Sarah Ferber of Sheba: Liver cells could be reprogrammed as insulin factories
July 10, 2009 by Andy Coghlan, New Scientist Magazine
Sarah Ferber of Sheba in Israel shows that potentially, patients with diabetes can be donors of their own therapeutic tissue
A ONE-OFF treatment for diabetes is a step closer thanks to a better understanding of how human liver cells can be transformed into something like the beta cells that produce insulin in a healthy pancreas.
The new insights have allowed Sarah Ferber of the Sheba Medical Center in Tel Hashomer, Israel, and colleagues to implant these cells into diabetic monkeys. The ultimate plan is to take liver cells from people with diabetes, reprogram the cells and reinject them. Because they are the patient's own, the cells should escape rejection by the immune system, sparing the individual a lifetime of daily insulin injections. "Potentially, patients can be donors of their own therapeutic tissue," says Ferber.
In 2000, her team discovered that the Pdx-1 gene is crucial for the creation of the pancreas in the embryo.

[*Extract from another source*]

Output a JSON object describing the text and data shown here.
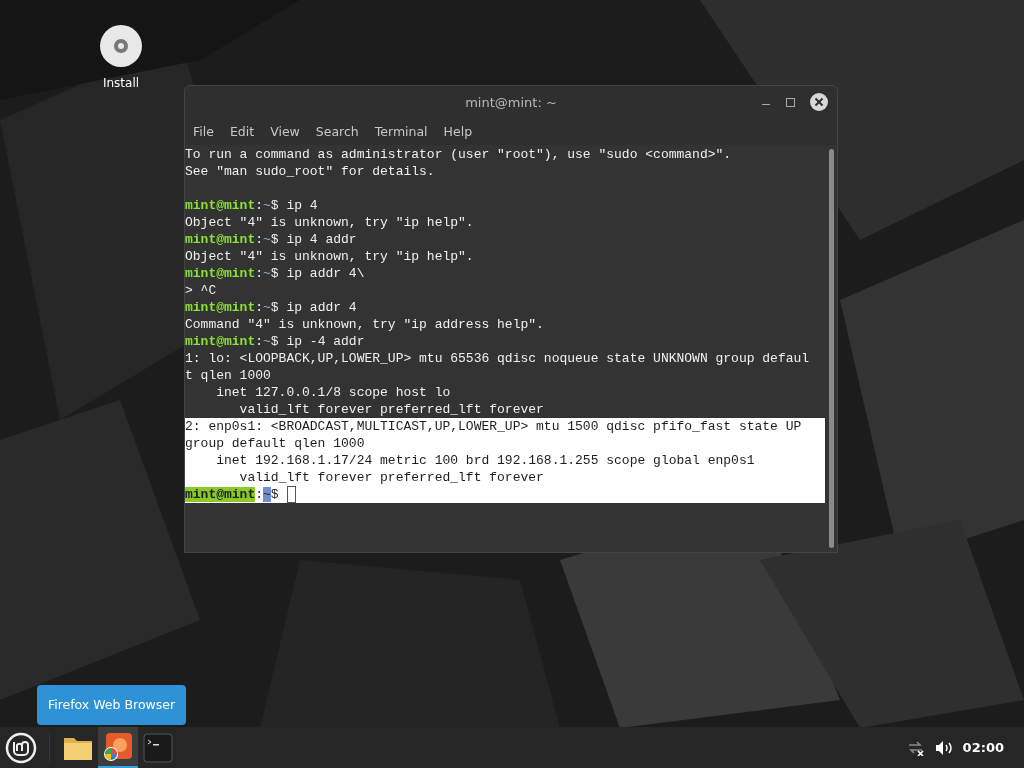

They went on to infect adult human liver cells with a harmless virus engineered to carry Pdx-1. The virus didn't insert the gene into the cells' DNA, but the liver cells produced Pdx-1 protein, enabling diabetic mice to manufacture insulin after injections of the altered cells.
Now the team has found out more about how Pdx-1 operates, which should eventually help them design a human treatment. By repeating the experiment and analysing the changes in gene expression as liver cells are transformed, the team showed that the gene deactivates a range of genes relevant to the cell's function in the liver, as well as activating unexpressed genes vital for beta cell function. A knowledge of this dual ability, which probably arises from the role Pdx-1 plays in the embryo, where pancreas and liver tissue develop from the same family of cells, will be important in predicting how the cells might act if they are implanted into people.
Ferber is presenting the work on 9 July at an International Society for Stem Cell Research (ISSCR) meeting in Barcelona, Spain.
She also reports that the technique works best in liver cells that are in the process of multiplying. During cell division, chromosomes are exposed, which might make it easier for the Pdx-1 protein to alter their gene expression. Ferber has identified liver regions where dividing cells are more common, which should make reprogramming liver cells more efficient. The transformed cells do not seem to provoke the immune system.
Ferber's team is also looking for the best place for a transplant. Leading candidates, she says, are the liver and the omentum, the sac lining the abdomen.
Jonathan Slack of the University of Minnesota, Minneapolis, who has previously used Pdx-1 to turn frog liver tissue into beta cells, doubts whether Ferber's liver cells are completely changed into beta cells. "Rather, it may be the induction of some beta cell genes in liver cells," he suggests. But he points out that this could still have therapeutic value.
Last year, Doug Melton of Harvard University and colleagues reported that they had transformed a different type of specialist pancreatic cell into beta cells. Ferber says liver cells may be more practical because they are more abundant, easier to replace and more accessible.
Meanwhile, Harry Heimberg of the Vrije University of Brussels in Belgium reports at the ISSCR meeting that he is close to identifying elusive pancreatic stem cells in adult mice. If the same cells exist in humans, they might be activated to regenerate beta cells.